Working cowhands reportedly are paid based on weight gain of the cattle assigned to them. Several times, I heard stories of cowboys hauling dead cows to a railroad track to avoid harsh penalties reportedly given to anyone who kills a cow. What happens to all the beef?
“Someone is eating it,” a man told me. “We just don’t know who.”
What Cubans are eating is pork. Many families own pigs, and sometimes house brood sows in their homes as both an income producer and future meat supplier.
In 2010, the United States exported $15.3 million in pork to Cuba but faced tough competition by the European Union and Canada, according to National Hog Farmers Magazine, a decent read if you’re into that kind of thing.
In 2014, pork exports bore less profit, toppling to $1.3 million. We’re still winning the export war in chicken leg quarters, though. We shipped $142 million worth to Cuba in 2015.
Domino players connect the dots and clack the ivories in what is called Cuba’s second national game falling only to baseball. Often played more like bridge with pairs numbering 0 to 9 most of the time, the one-time parlor game can escalate into a contact sport as fierce rivalries exist in neighborhoods.

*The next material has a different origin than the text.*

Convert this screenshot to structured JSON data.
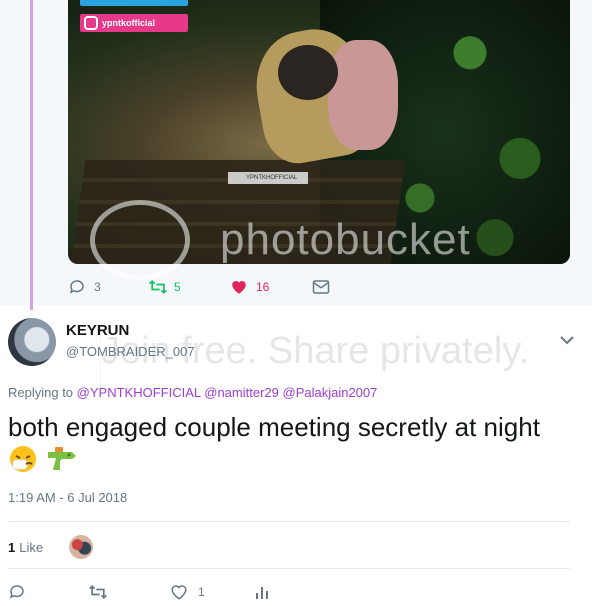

Strategy and courage win most games. You need to play smart especially when rum-drinking old men are at the table. A suggestion: Ask the rules before you drink the rum, and be wary of rule-shifting old men. They can be a real game changer.
In many ways the diplomatic moves around the domino tables of Cuba echo what is happening between our two countries. Everyone wants in on the game. Settling on the rules is where things are going to get tricky.